We standardize the input data of the training set using the z-score.

In [4]:
# Scale training data
from sklearn.preprocessing import StandardScaler
scaler = StandardScaler()
train_data['x'] = scaler.fit_transform(train_data['x'])

The input data of the test set are also standardized using the standard scaler previously trained using the training set. 

In [5]:
test_data = {
    'seqn': data['seqn'][test_split],
    'x': data['x'][test_split],
    'y': data['y'][test_split],
    'w': data['w'][test_split],
    'z': data['z'][test_split]
}

# Scale test data
test_data['x'] = scaler.transform(test_data['x'])
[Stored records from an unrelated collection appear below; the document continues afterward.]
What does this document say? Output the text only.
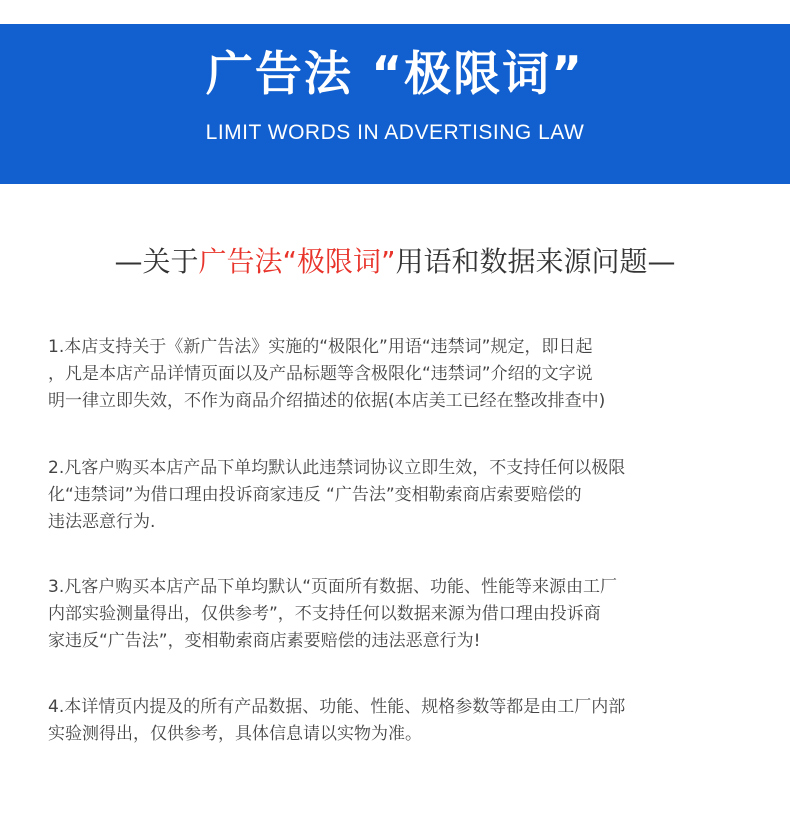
广告法 “极限词”
LIMIT WORDS IN ADVERTISING LAW
—关于广告法“极限词”用语和数据来源问题—
1.本店支持关于《新广告法》实施的“极限化”用语“违禁词”规定，即日起
，凡是本店产品详情页面以及产品标题等含极限化“违禁词”介绍的文字说
明一律立即失效，不作为商品介绍描述的依据(本店美工已经在整改排查中)
2.凡客户购买本店产品下单均默认此违禁词协议立即生效，不支持任何以极限
化“违禁词”为借口理由投诉商家违反 “广告法”变相勒索商店索要赔偿的
违法恶意行为.
3.凡客户购买本店产品下单均默认“页面所有数据、功能、性能等来源由工厂
内部实验测量得出，仅供参考”，不支持任何以数据来源为借口理由投诉商
家违反“广告法”，变相勒索商店素要赔偿的违法恶意行为!
4.本详情页内提及的所有产品数据、功能、性能、规格参数等都是由工厂内部
实验测得出，仅供参考，具体信息请以实物为准。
In the following snippet, we show how the alpha parameter influences the predictive approach.

In [6]:
alphas = np.linspace(0.1, 1.0, num=10)

dfo = pd.DataFrame()
# We train a predictor for each alpha level
for alpha in alphas:

    # We train the predictor
    predictor = train_conformance_inference(
        data=train_data,
        n_folds=n_folds,
        n_epochs=n_epochs,
        batch_size=batch_size,
        learning_rate=learning_rate,
        weight_decay=weight_decay,
        alpha=alpha,
        patience_classification=4,
        min_delta_classification=0.0,
        patience_regression=6,
        min_delta_regression=0.0
    )

    # We test the predictor
    ci_result, correct = predictor.classify(test_data)

    result = {
        'alpha': alpha,
        'correct': correct
    }

    output_df = pd.DataFrame([result])
    dfo = pd.concat([dfo, output_df], ignore_index=True)


In [7]:
dfo

Unnamed: 0,alpha,correct
0,0.1,0.901218
1,0.2,0.804632
2,0.3,0.715163
3,0.4,0.574266
4,0.5,0.564822
5,0.6,0.40064
6,0.7,0.305241
7,0.8,0.194713
8,0.9,0.094824
9,1.0,0.0